The PC is not robust enough. Athena boxes take care of themselves, and we're
very happy with them.
- The value side of NT is the options it gives for software applications.
- The PC is more maintainable in a private-ownership/single-user model.
- We can't expect every student to license $1,000 worth of software for his
or her PC. The big question is, How do we provide affordable, reliable software
in a distributed model with self-ownership?
- We'll never have a "one size fits all" model. We need the mix
of back-end heavy-duty machines, public machines (both high-end and read-your-mail
use), and student-owned machines.
- What's needed is something that preserves the benefits of Athena:
- stability;
- infrastructure;
- software licensing and support.
- How do we provide an increased level of heterogeneity without sacrificing
the consistent, reliable service that we currently provide?
- The price that was paid y Athena is that MIT went one way and the rest of
the world went another (e.g., no Microsoft Word on Athena). We need a front-end
suite of tools that are world standards.
- Laptop ownership will increase as the cost goes down. There is now a laptop
that sells for less than $2,000.
- We need network drops in all sorts of informal places, as well as in the
Libraries. The socialization aspect is important to having computing more
integrated into the student environment. People in the Rotch Library already
ask for group study spaces with network drops.
- The fact that MIT is an urban environment is an impediment to laptops because
of physical security aspects. (What happens when it becomes known that MIT
students carry laptops across the Mass. Ave. bridge at night?)
- We need to continue to have our infrastructure (e.g., central servers, central
filespace) and broaden the multimedia representational aids.
- The Foreign Language faculty have been developing materials that are currently
delivered in the Language Lab. They need to be accessible across campus and
beyond the physical campus. To do this, we need high-speed access so that
we can deliver digital video over the network.
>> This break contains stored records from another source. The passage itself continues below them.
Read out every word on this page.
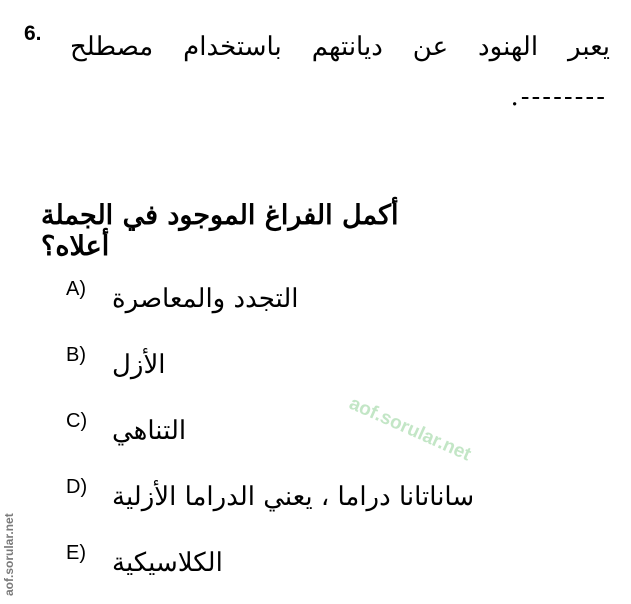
6. يعبر الهنود عن ديانتهم باستخدام مصطلح
.--------
أكمل الفراغ الموجود في الجملة أعلاه؟
A) التجدد والمعاصرة
B) الأزل
C) التناهي
D) ساناتانا دراما ، يعني الدراما الأزلية
E) الكلاسيكية
aof.sorular.net
aof.sorular.net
Students need to be able to
use these materials and collaborate wherever they are, not just in the Language
Lab. Developers also need to collaborate for production and development of
these materials.
- Faculty need to know what IS's plans are regarding high-speed network access
for things such as digital video.
- Servers need to play more of a role than just storing the data, doing some
amount of computation, and letting the user bring over just what he needs
to display.
- Q: Do we have or need a program to teach students computational skills?
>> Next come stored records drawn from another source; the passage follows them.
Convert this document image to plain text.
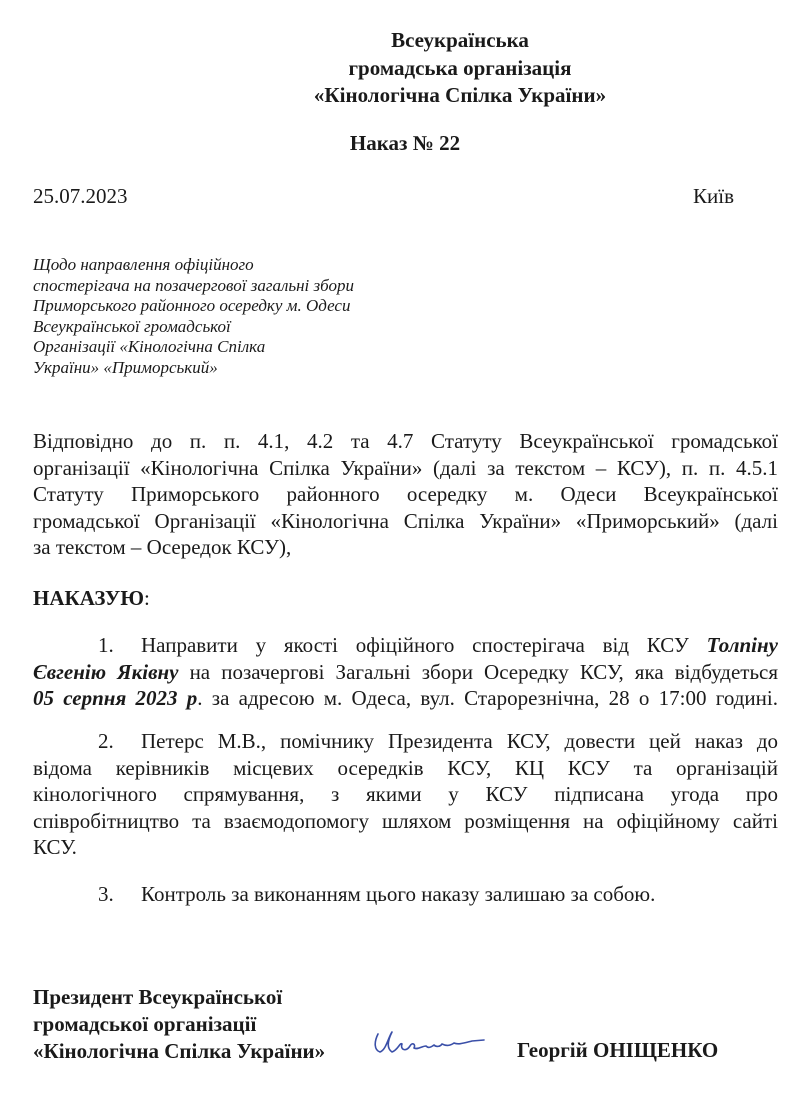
Всеукраїнська
громадська організація
«Кінологічна Спілка України»
Наказ № 22
25.07.2023	Київ
Щодо направлення офіційного
спостерігача на позачергової загальні збори
Приморського районного осередку м. Одеси
Всеукраїнської громадської
Організації «Кінологічна Спілка
України» «Приморський»
Відповідно до п. п. 4.1, 4.2 та 4.7 Статуту Всеукраїнської громадської
організації «Кінологічна Спілка України» (далі за текстом – КСУ), п. п. 4.5.1
Статуту Приморського районного осередку м. Одеси Всеукраїнської
громадської Організації «Кінологічна Спілка України» «Приморський» (далі
за текстом – Осередок КСУ),
НАКАЗУЮ:
1. Направити у якості офіційного спостерігача від КСУ Толпіну
Євгенію Яківну на позачергові Загальні збори Осередку КСУ, яка відбудеться
05 серпня 2023 р. за адресою м. Одеса, вул. Старорезнічна, 28 о 17:00 годині.
2. Петерс М.В., помічнику Президента КСУ, довести цей наказ до
відома керівників місцевих осередків КСУ, КЦ КСУ та організацій
кінологічного спрямування, з якими у КСУ підписана угода про
співробітництво та взаємодопомогу шляхом розміщення на офіційному сайті
КСУ.
3. Контроль за виконанням цього наказу залишаю за собою.
Президент Всеукраїнської
громадської організації
«Кінологічна Спілка України»	Георгій ОНІЩЕНКО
A: Our students do OK with computational skills. What they need is more within
the information skills arena.
How Technology Has Changed the Teaching of Foreign
Languages at MIT
March 20, 1998
The meeting consisted of presentations and demonstrations by faculty from Foreign
Languages and Literatures:
- French (Gilberte Furstenberg): Le
Projet Cultura, a collaboration of students at MIT and a French university
to explore the cultural nuances behind the words we use.
- German (Kurt Fendt and Ellen Crocker): Berliner
sehen, A hypermedia documentary integrating the study of German culture
and language.
- Spanish (Douglas Morgenstern): No
recuerdo, an interactive video project combining documentary and fictional
elements for intermediate college students of Spanish.